Saturday, October 11, 2008
The work load
Let us face it, the Indian Judiciary is simply unable to cope with the number of cases coming up before it.
And the biggest problem is that I do not have statistics to back up that statement.
It is not that statistics are not available; but that it will not be published. By the judiciary itself, that is.
Oh. Yes I have had access to them; on conditions though. What is the need for that secrecy?
Public have a right to know the number of cases pending before the judiciary. And for how long. And what the judiciary is doing about it.
For one, I know that the judiciary is doing something to reduce pendency, by increasing the number of courts. But the polity would not permit it. How is the public to know, unless the information is available unhindered?
Just consider this fact. The Cochin Campus of Department of Legal Studies, Kerala University, as it was then, conducted a study on the pendency of cases before the High Court of Kerala. The scholar who conducted the study went on to become a teacher of law, and retired from service. This study found around eight thousand cases being filed before the High Court of Kerala per year. That was in late 1970s.

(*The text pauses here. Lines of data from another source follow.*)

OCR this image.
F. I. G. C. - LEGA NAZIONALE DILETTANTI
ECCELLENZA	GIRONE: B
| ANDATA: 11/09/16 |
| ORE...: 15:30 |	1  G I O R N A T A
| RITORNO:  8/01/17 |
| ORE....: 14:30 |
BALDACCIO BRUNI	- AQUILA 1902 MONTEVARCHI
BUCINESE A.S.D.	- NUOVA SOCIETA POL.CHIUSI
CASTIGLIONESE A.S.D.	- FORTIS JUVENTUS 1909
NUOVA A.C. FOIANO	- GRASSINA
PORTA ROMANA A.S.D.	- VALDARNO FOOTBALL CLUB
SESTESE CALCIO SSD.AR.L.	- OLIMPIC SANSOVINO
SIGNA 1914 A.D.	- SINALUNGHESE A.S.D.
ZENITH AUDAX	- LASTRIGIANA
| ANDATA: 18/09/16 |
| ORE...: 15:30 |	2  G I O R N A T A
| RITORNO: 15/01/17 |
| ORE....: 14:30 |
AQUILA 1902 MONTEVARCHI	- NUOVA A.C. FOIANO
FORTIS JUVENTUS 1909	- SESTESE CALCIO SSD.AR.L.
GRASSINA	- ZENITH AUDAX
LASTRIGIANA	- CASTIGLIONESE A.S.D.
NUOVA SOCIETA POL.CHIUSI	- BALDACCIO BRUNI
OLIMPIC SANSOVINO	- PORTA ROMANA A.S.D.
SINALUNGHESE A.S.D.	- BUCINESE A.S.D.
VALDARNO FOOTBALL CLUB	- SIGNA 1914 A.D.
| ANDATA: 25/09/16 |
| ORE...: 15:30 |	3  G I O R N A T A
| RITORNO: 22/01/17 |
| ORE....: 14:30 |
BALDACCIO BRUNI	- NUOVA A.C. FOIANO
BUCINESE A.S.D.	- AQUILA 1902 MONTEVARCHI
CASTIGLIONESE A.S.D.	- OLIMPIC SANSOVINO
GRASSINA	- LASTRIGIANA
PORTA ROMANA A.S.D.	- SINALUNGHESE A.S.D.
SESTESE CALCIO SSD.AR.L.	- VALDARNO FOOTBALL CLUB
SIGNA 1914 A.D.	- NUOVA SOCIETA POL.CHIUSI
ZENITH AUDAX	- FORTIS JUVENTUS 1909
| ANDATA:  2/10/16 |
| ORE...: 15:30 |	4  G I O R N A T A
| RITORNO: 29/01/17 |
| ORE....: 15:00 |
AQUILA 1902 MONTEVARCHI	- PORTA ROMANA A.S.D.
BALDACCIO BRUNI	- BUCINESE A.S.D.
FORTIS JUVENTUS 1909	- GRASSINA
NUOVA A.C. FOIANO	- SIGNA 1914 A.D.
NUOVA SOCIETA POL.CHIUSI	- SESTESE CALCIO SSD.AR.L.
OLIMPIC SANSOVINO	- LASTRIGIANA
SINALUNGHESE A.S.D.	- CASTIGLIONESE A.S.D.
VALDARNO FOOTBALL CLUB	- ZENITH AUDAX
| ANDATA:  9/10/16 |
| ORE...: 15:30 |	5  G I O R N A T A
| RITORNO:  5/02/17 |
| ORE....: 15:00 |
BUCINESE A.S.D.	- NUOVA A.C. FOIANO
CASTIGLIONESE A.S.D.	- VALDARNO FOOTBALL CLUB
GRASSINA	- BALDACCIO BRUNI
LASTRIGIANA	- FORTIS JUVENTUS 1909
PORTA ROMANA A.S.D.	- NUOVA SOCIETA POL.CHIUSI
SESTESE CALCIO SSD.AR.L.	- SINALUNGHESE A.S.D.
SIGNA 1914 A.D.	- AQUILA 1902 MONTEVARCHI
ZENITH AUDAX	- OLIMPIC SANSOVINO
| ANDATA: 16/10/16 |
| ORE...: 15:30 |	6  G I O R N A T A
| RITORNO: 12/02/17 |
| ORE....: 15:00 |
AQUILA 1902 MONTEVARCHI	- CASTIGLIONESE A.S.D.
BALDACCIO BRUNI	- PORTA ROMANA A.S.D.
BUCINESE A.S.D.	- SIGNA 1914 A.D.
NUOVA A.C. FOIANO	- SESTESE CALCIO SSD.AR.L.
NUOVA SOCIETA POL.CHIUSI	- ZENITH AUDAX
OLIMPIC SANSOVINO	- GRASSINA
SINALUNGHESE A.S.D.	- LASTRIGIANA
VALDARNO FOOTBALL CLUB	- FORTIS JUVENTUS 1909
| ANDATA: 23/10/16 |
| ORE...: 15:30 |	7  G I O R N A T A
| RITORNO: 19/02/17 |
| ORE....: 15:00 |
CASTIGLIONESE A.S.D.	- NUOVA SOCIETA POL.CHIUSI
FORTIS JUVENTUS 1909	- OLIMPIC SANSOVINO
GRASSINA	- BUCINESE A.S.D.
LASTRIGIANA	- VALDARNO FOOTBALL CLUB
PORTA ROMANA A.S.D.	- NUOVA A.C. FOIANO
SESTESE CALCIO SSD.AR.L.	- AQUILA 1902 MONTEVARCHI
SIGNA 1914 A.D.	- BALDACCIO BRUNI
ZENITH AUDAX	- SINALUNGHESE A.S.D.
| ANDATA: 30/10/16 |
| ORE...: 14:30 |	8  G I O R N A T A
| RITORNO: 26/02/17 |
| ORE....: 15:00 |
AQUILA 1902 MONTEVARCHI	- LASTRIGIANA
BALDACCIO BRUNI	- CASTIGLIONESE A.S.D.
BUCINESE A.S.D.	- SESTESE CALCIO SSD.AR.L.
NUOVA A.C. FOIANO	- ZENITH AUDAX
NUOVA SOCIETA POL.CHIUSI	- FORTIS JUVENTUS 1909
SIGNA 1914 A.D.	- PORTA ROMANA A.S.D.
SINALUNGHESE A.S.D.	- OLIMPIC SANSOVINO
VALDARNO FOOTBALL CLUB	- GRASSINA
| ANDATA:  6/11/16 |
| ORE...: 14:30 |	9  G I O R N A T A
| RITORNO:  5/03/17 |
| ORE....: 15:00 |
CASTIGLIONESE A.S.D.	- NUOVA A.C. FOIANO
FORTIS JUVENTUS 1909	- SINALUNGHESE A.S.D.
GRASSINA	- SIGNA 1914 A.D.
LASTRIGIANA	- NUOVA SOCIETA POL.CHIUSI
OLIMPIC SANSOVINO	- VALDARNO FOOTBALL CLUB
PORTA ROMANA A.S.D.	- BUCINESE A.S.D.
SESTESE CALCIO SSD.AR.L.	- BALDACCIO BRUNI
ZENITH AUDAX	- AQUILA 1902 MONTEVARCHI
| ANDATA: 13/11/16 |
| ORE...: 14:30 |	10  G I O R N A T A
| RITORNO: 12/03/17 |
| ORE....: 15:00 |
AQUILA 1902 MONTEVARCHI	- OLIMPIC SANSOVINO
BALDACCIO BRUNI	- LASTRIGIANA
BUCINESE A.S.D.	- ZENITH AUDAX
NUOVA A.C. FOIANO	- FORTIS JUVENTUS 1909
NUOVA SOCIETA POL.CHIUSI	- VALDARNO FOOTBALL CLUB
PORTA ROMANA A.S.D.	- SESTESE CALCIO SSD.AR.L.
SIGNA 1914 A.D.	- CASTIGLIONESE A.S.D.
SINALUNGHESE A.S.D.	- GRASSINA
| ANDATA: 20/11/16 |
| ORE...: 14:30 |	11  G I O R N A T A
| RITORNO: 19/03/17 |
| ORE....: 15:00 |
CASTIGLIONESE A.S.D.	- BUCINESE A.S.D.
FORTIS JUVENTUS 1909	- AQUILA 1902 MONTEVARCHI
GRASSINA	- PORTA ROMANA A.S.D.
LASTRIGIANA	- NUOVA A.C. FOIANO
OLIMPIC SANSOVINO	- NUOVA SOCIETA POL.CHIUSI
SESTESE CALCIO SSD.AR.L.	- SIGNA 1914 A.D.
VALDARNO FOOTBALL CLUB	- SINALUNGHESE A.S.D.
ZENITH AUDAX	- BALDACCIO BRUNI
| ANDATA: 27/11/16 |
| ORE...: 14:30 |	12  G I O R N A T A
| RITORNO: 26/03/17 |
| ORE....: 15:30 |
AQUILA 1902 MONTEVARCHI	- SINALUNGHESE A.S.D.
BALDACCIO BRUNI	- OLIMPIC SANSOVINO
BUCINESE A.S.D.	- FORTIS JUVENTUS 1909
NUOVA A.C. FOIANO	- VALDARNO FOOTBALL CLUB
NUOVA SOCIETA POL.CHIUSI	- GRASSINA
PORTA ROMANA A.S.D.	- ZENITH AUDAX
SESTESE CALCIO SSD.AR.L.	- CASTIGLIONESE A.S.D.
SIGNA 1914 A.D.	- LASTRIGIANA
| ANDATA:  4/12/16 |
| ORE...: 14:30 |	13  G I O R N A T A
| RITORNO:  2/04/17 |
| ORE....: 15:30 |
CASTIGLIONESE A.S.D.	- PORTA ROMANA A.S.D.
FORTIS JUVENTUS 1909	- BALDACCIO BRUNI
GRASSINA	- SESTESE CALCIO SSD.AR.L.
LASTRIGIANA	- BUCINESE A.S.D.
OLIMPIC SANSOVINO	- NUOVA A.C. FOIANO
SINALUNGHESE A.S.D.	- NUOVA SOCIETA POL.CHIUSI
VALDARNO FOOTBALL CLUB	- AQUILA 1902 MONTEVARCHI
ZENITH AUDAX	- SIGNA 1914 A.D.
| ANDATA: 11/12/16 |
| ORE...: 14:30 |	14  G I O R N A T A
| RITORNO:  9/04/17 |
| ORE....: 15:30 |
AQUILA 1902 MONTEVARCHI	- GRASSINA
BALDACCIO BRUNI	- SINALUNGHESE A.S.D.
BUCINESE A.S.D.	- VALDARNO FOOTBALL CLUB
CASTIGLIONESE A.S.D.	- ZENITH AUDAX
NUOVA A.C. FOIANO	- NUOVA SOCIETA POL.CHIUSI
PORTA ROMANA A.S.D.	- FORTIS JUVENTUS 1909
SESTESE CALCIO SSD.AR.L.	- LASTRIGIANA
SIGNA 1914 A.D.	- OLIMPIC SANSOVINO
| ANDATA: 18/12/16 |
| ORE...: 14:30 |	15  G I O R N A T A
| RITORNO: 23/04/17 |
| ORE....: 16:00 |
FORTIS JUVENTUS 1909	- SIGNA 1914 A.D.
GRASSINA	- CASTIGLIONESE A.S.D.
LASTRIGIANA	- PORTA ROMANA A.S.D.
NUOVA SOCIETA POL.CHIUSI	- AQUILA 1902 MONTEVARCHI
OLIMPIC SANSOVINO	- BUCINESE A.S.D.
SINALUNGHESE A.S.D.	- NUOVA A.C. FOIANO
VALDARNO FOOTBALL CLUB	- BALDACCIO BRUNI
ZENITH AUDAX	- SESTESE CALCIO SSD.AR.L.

In 1994, when I entered the profession, the number of writ petitions alone was around 13,000. In the year 2008, for the month of October, around 25,000 writ petitions have been filed. The number was close to 40,000 in the year 2006 and 2007,
In 1994, when I entered the profession, the number of criminal cases coming up before a typical Magistrate in Ernakulam was around 1800. Today it is above 4000.
4000 cases before the Magistrates? So what is the time he gets to deal with each case? IF he works 350 days a year (that is right, no holidays), he can finish a little more than 11 cases a day. So, if he works 12 hours a days (no - the Magistrate is not a human being to whom the 8 hour working day rule applies - he is a judge who has dispose off litigation as fast as possible) he gets approximately 1 hour to deal with a case,
One hour to go through the charge sheet, examine witnesses, listen to arguments, write a judgement, pronounce the judgement, and of course, arrive at the sentence.
Legislating away litigation
The typical reaction has been to ask the litigant not to file a case. OF course, we lovingly call it "alternate dispute redrssal".
The wise option would have been to increase the number of courts. And the judiciary has umpteen proposals to do that. Only that such proposals which enable to politicians some publicity are approved. Like a proposal to set up a court in the law minister's (or his crony men's) constituency.
We need to get rid of the political shackles on the number of courts and where there are to be set up. That is very important to have a proper and working judiciary.